Doch der schlecht imitierte Akzent der australischen Journalisten dürfte Krankenschwester Jacintha Saldanha nicht aufgefallen sein. Sie stammt aus der Hafenstadt Mangalore in der südwestindischen Region Konkan, wo sie auch ausgebildet wurde. Viele Frauen in ehemaligen britischen Kolonien haben eine sehr ähnliche Berufslaufbahn eingeschlagen, um letztendlich in Großbritannien arbeiten und Fuß fassen zu können. Als gebürtige Inderin, deren Muttersprache Hindi ist, fällt es ihr natürlich schwer den australischen Akzent herauszuhören. Deswegen hatte sie den Telefonanruf auch sofort zu einer Kollegin durchgestellt, die alle Fragen der Königlichen Hoheiten ausführlich und präzise beantwortete.

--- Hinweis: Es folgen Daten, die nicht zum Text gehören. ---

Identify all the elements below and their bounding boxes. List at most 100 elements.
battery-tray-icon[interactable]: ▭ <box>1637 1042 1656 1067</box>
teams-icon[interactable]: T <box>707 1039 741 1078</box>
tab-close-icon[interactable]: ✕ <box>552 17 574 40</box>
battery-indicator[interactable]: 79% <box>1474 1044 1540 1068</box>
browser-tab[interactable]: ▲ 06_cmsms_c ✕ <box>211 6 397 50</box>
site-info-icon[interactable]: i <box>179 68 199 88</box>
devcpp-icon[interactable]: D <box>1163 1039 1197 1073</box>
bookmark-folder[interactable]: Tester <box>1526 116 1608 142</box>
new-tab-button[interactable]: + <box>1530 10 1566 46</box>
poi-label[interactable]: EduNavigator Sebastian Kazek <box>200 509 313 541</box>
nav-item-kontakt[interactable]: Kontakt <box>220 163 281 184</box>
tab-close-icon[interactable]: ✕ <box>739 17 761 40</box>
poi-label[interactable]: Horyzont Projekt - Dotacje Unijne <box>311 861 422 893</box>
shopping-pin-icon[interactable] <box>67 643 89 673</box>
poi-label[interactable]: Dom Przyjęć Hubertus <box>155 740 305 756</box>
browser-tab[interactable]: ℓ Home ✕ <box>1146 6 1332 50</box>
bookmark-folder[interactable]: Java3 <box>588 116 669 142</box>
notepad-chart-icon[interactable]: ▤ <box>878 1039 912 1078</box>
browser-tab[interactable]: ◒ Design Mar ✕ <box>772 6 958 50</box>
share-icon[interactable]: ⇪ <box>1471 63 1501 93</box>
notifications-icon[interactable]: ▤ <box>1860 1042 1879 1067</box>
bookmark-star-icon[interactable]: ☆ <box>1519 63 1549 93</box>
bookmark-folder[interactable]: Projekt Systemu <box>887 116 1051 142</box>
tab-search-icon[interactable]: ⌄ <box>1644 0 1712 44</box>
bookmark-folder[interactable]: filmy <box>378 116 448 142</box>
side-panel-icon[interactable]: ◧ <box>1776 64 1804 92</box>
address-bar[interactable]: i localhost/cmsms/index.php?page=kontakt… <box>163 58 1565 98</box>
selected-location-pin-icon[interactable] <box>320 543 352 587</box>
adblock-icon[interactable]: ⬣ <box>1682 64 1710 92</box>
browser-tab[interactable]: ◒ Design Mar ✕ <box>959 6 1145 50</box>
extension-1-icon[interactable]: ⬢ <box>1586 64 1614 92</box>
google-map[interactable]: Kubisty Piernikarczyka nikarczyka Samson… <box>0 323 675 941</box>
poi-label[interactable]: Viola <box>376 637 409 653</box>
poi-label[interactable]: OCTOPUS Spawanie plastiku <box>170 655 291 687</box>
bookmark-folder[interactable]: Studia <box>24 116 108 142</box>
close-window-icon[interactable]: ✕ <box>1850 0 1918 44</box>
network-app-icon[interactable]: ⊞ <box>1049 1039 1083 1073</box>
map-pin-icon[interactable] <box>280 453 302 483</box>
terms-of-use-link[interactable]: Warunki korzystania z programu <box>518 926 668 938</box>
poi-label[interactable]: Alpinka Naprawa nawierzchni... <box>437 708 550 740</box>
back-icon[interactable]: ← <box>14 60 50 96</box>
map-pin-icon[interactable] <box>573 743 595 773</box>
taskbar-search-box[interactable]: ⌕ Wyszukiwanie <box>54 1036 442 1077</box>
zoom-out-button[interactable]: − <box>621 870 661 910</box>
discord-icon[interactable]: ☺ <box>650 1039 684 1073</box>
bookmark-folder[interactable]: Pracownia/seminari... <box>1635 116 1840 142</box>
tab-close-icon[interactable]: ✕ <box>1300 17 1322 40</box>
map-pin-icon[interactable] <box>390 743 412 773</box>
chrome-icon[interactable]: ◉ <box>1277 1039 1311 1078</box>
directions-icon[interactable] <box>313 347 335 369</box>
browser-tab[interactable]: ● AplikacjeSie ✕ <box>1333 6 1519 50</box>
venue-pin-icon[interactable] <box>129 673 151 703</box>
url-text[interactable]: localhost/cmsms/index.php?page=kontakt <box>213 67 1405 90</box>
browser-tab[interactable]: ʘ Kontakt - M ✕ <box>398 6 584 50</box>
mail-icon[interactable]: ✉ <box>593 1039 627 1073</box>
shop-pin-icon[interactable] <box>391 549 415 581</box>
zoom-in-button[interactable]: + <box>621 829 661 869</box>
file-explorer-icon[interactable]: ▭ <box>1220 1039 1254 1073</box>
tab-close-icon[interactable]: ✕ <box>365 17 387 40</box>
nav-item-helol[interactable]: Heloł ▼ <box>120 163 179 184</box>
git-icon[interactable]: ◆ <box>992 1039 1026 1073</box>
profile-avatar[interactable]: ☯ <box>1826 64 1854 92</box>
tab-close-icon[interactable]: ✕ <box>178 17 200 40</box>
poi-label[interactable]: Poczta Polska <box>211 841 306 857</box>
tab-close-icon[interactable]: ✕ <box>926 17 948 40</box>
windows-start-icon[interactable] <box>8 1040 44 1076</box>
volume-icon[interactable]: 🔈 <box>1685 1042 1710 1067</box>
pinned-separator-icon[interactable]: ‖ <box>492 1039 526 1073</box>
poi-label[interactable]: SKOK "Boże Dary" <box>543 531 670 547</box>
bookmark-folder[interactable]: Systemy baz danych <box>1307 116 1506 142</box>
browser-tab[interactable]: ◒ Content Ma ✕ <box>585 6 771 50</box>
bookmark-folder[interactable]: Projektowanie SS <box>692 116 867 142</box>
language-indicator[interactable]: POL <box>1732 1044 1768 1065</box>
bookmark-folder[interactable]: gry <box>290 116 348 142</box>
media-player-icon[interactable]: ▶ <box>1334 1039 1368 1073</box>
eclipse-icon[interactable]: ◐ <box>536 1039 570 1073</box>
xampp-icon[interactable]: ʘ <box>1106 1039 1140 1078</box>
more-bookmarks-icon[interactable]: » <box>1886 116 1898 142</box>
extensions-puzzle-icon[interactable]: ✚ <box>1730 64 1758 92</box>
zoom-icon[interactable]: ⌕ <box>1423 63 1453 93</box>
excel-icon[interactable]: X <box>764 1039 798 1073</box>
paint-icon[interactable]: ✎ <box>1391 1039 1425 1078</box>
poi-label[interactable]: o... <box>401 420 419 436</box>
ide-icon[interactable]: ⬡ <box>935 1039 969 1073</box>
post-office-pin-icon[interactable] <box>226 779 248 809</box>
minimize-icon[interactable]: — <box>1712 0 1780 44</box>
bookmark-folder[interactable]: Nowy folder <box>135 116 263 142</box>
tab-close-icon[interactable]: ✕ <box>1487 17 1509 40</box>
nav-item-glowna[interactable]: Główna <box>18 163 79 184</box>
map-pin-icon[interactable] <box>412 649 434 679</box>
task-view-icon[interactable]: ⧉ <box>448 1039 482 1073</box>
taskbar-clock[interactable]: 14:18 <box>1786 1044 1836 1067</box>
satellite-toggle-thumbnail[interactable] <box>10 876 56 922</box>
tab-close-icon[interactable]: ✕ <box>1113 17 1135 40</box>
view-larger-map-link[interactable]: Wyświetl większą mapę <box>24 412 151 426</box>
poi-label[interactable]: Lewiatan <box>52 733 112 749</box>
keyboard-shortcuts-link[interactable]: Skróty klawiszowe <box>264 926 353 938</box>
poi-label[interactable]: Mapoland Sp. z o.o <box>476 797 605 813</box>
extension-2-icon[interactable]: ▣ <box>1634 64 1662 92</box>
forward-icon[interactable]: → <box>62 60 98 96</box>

Sofort war die britische Hysterie rund um das „Royal Baby“ nebensächlich. Der Mitschnitt des Gesprächs der beiden Radiojournalisten hatte die Boulevardpresse erobert. Bis zum letzten Freitag war das Gespräch noch auf der Website des Programm „2Day FM“ (Link: http://www.2dayfm.com.au/) zu hören. Die indische Krankenschwester rückte schlagartig in den Mittelpunkt des weltweiten Medieninteresses. Wie konnte sie auf die beiden Journalisten hereinfallen? Was hat sie in dem Augenblick gedacht, als sie die Stimme der Queen hörte? Hatte sie nie Zweifel?

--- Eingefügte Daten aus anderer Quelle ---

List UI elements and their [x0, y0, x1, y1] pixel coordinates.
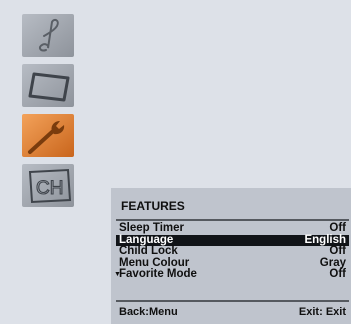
channel-ch-icon[interactable]: CH — [22, 164, 74, 207]
music-note-icon[interactable] — [22, 14, 74, 57]
menu-item-sleep-timer[interactable]: Sleep Timer Off — [116, 222, 349, 235]
wrench-icon[interactable] — [22, 114, 74, 157]
menu-item-label: Favorite Mode — [119, 268, 197, 280]
features-menu-panel: FEATURES Sleep Timer Off Language Englis… — [111, 188, 351, 324]
menu-item-label: Sleep Timer — [119, 222, 184, 234]
back-hint: Back:Menu — [119, 306, 178, 318]
divider — [116, 219, 349, 221]
menu-item-value: Off — [329, 222, 346, 234]
channel-icon-text: CH — [36, 178, 63, 199]
menu-list: Sleep Timer Off Language English Child L… — [114, 222, 349, 281]
menu-item-favorite-mode[interactable]: ▼ Favorite Mode Off — [114, 268, 349, 281]
menu-item-label: Child Lock — [119, 245, 178, 257]
exit-hint: Exit: Exit — [298, 306, 346, 318]
menu-item-value: Off — [329, 245, 346, 257]
tv-screen-icon[interactable] — [22, 64, 74, 107]
menu-item-value: Off — [329, 268, 346, 280]
menu-item-child-lock[interactable]: Child Lock Off — [116, 245, 349, 258]
divider — [116, 300, 349, 302]
menu-footer: Back:Menu Exit: Exit — [116, 305, 349, 319]
menu-title: FEATURES — [121, 199, 185, 213]
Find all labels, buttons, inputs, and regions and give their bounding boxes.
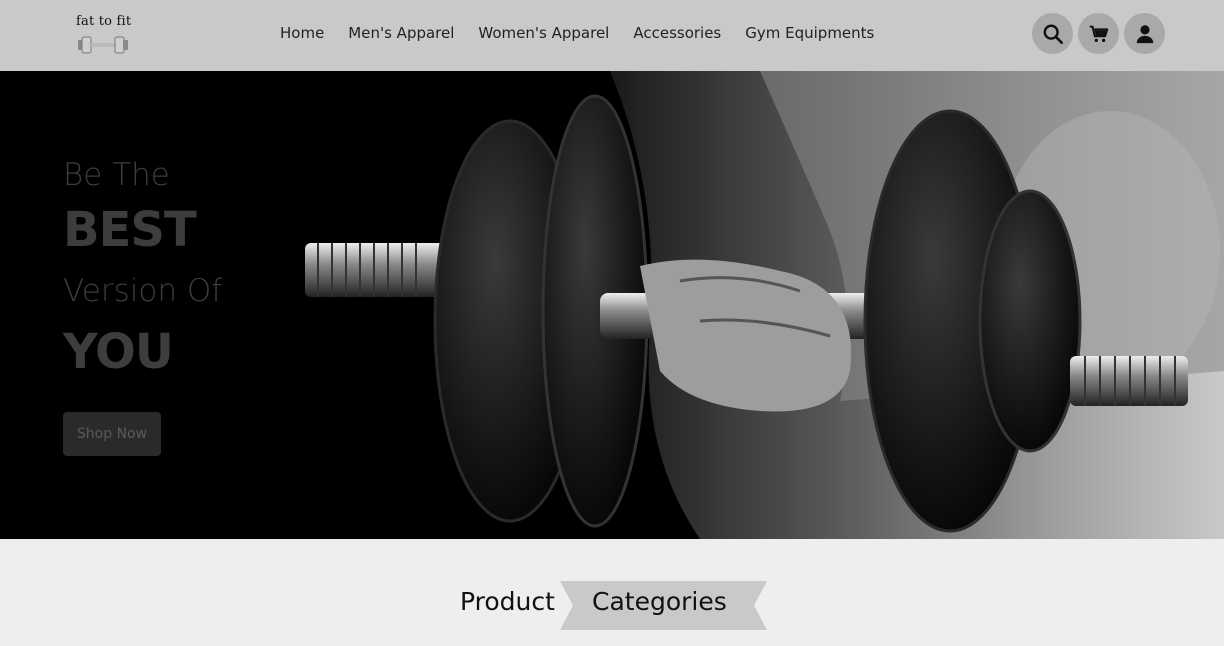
- nav-link-home[interactable]: Home: [280, 24, 324, 44]
- heading-word-product: Product: [460, 587, 555, 616]
- shop-now-button[interactable]: Shop Now: [63, 412, 161, 456]
- logo-text: fat to fit: [76, 14, 132, 29]
- cart-button[interactable]: [1078, 13, 1119, 54]
- search-button[interactable]: [1032, 13, 1073, 54]
- nav-link-womens-apparel[interactable]: Women's Apparel: [478, 24, 609, 44]
- dumbbell-logo-icon: [78, 36, 128, 54]
- site-logo[interactable]: fat to fit: [72, 8, 136, 58]
- hero-line-4: YOU: [63, 324, 174, 380]
- hero-line-2: BEST: [63, 202, 197, 258]
- hero-banner: Be The BEST Version Of YOU Shop Now: [0, 71, 1224, 539]
- hero-headline: Be The BEST Version Of YOU: [63, 155, 222, 387]
- account-button[interactable]: [1124, 13, 1165, 54]
- user-icon: [1136, 24, 1153, 43]
- nav-icon-group: [1032, 13, 1165, 54]
- main-nav: Home Men's Apparel Women's Apparel Acces…: [280, 24, 874, 44]
- cart-icon: [1089, 25, 1108, 42]
- heading-word-categories: Categories: [592, 587, 727, 616]
- top-navbar: fat to fit Home Men's Apparel Women's Ap…: [0, 0, 1224, 71]
- hero-line-1: Be The: [63, 157, 170, 193]
- search-icon: [1043, 24, 1063, 44]
- nav-link-accessories[interactable]: Accessories: [633, 24, 721, 44]
- nav-link-mens-apparel[interactable]: Men's Apparel: [348, 24, 454, 44]
- nav-link-gym-equipments[interactable]: Gym Equipments: [745, 24, 874, 44]
- hero-line-3: Version Of: [63, 273, 223, 309]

Jacintha Saldanha fühlte sich schuldig und war der öffentlichen Erniedrigung nun hilflos ausgesetzt. Niemand, der ihr irgendwie Schutz bot, der ihr in diesen schweren Stunden hilfreich zur Seite stand. Die weltweite Aufmerksamkeit wurde sehr schnell zu viel für sie. Sie zog sich in ihr krankenhauseigenes Apartment zurück. Zu ihrer Familie nach Bristol fährt sie nur am Wochenende. Als ihr Ehemann, Benedict Barboza (49) mehrmals vergeblich in der kleinen Wohnung anrief, alarmierte er das Krankenhaus. Der Selbstmord der 46 jährigen Jacintha Saldanha erschüttert ganz Großbritannien.

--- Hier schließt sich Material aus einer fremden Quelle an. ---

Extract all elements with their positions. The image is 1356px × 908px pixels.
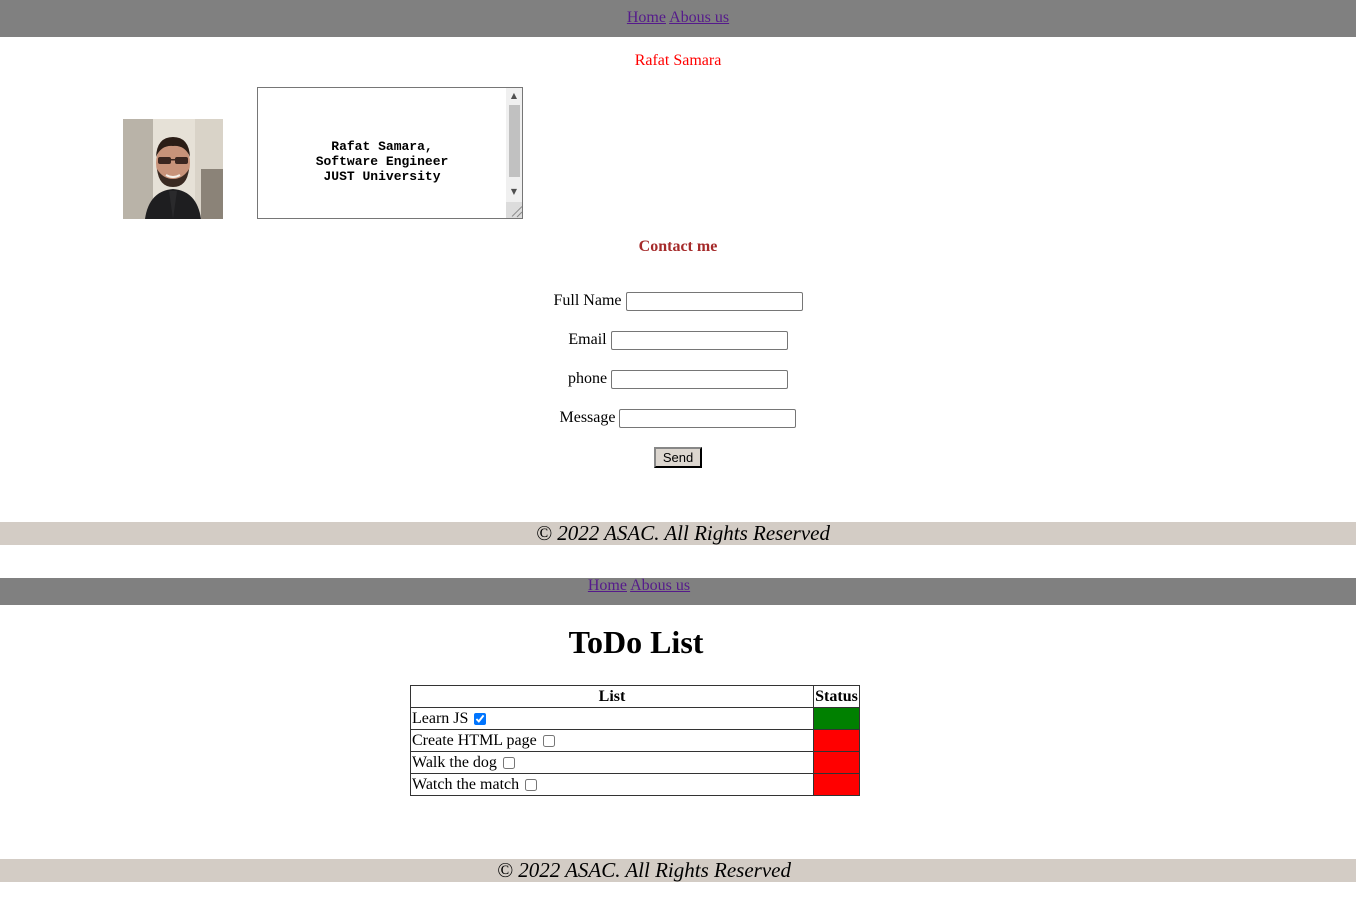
profile-photo — [123, 119, 223, 219]
message-row: Message — [0, 407, 1356, 429]
message-label: Message — [559, 409, 616, 426]
todo-header-row: List Status — [410, 685, 860, 708]
todo-item-checkbox[interactable] — [502, 756, 515, 769]
bio-textarea[interactable]: Rafat Samara, Software Engineer JUST Uni… — [257, 87, 523, 219]
todo-title: ToDo List — [568, 624, 704, 660]
todo-item-label: Learn JS — [412, 709, 469, 727]
phone-input[interactable] — [611, 369, 789, 389]
status-cell — [813, 773, 860, 796]
contact-heading: Contact me — [638, 238, 718, 255]
full-name-row: Full Name — [0, 290, 1356, 312]
phone-label: phone — [567, 370, 608, 387]
email-input[interactable] — [610, 330, 788, 350]
resize-grip-icon[interactable] — [506, 202, 522, 218]
todo-item-cell: Learn JS — [410, 707, 814, 730]
todo-item-label: Create HTML page — [412, 731, 537, 749]
todo-item-checkbox[interactable] — [474, 712, 487, 725]
status-header: Status — [813, 685, 860, 708]
status-cell — [813, 751, 860, 774]
scroll-down-arrow-icon[interactable]: ▼ — [506, 184, 522, 199]
footer-bottom-text: © 2022 ASAC. All Rights Reserved — [497, 859, 791, 882]
bottom-nav-links: Home Abous us — [0, 578, 1356, 594]
bio-text[interactable]: Rafat Samara, Software Engineer JUST Uni… — [258, 88, 506, 218]
todo-row: Watch the match — [410, 773, 860, 796]
todo-row: Learn JS — [410, 707, 860, 730]
top-nav: Home Abous us — [0, 0, 1356, 37]
scroll-thumb[interactable] — [509, 105, 520, 177]
footer-top: © 2022 ASAC. All Rights Reserved — [0, 522, 1356, 545]
nav2-about-link[interactable]: Abous us — [630, 577, 690, 594]
full-name-label: Full Name — [553, 292, 622, 309]
todo-row: Create HTML page — [410, 729, 860, 752]
status-cell — [813, 729, 860, 752]
nav-about-link[interactable]: Abous us — [669, 9, 729, 26]
nav-home-link[interactable]: Home — [627, 9, 666, 26]
footer-top-text: © 2022 ASAC. All Rights Reserved — [536, 522, 830, 545]
full-name-input[interactable] — [625, 291, 803, 311]
message-input[interactable] — [619, 408, 797, 428]
todo-item-cell: Watch the match — [410, 773, 814, 796]
status-cell — [813, 707, 860, 730]
phone-row: phone — [0, 368, 1356, 390]
todo-item-label: Watch the match — [412, 775, 520, 793]
todo-table: List Status Learn JS Create HTML page Wa… — [410, 685, 860, 796]
todo-item-cell: Walk the dog — [410, 751, 814, 774]
bio-scrollbar[interactable]: ▲ ▼ — [506, 88, 522, 218]
list-header: List — [410, 685, 814, 708]
scroll-up-arrow-icon[interactable]: ▲ — [506, 88, 522, 103]
email-row: Email — [0, 329, 1356, 351]
send-wrap: Send — [0, 447, 1356, 468]
todo-item-checkbox[interactable] — [525, 778, 538, 791]
email-label: Email — [568, 331, 607, 348]
todo-item-cell: Create HTML page — [410, 729, 814, 752]
send-button[interactable]: Send — [654, 447, 702, 468]
bottom-nav: Home Abous us — [0, 578, 1356, 605]
footer-bottom: © 2022 ASAC. All Rights Reserved — [0, 859, 1356, 882]
profile-name: Rafat Samara — [634, 52, 722, 69]
todo-item-checkbox[interactable] — [542, 734, 555, 747]
nav2-home-link[interactable]: Home — [588, 577, 627, 594]
todo-row: Walk the dog — [410, 751, 860, 774]
todo-item-label: Walk the dog — [412, 753, 497, 771]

Wieder einmal steht die Gier der Boulevardpresse im Mittelpunkt der Kritik: Die hemmunglose Invasion der Privatsphäre getarnt als die Suche nach der eigentlichen Wahrheit. Jedes Foto, jeder O-Ton ist von unschätzbarem Wert geworden. Wer wirklich mehr weiß, als offiziell bekannt gegeben wird, wird dafür auch dementsprechend entlohnt. Die beispiellose Gier der Paparazzi geht Hand in Hand mit den unvorstellbaren Summen, die einzigartige Fotos und Exklusivgeschichten einbringen. Es gibt keine Grenze mehr. Wer von den Revolverblättern gejagt wird, dem bleibt oftmals nur die Flucht.

Fingierte Telefonanrufe gehören mittlerweile zum journalistischen Alltag. Inwieweit sie tatsächlich guten Humor repräsentieren, und ob auch Personen des öffentlichen Lebens hineingezogen werden sollen, muss ernsthaft hinterfragt werden. Dass die beiden australischen Radiojournalisten Mel Greig und Michael Christian nun in Schuldgefühlen ersticken ist verständlich. Von vielen Seiten wird ihre Entlassung gefordert.

„Gnade euch Gott Journalisten, wenn die Folgen eures Tuns nachteilige Wirkung auf die Schwangerschaft der Herzogin haben sollte“, twittern genau jene Menschen, für die die Boulevardpresse ausrückt, um die letzten geilen News an Land zu ziehen. Kosten sie, was es wolle.

Der Radiosender „2Day FM“ für den Mel Greig und Michael Christian arbeiten, hat schon zwei Mal gegen die sogenannten „guten Sitten“ verstoßen. Jedes Mal lautete das Urteil der Behörde, die für die Ethikstandards der australischen Medien eingerichtet wurde: 5 Jahre Bewährungsfrist.

Jacintha Saldanha hinterlässt zwei Kinder: Sohn Junal (16) und Tochter Lisha (14).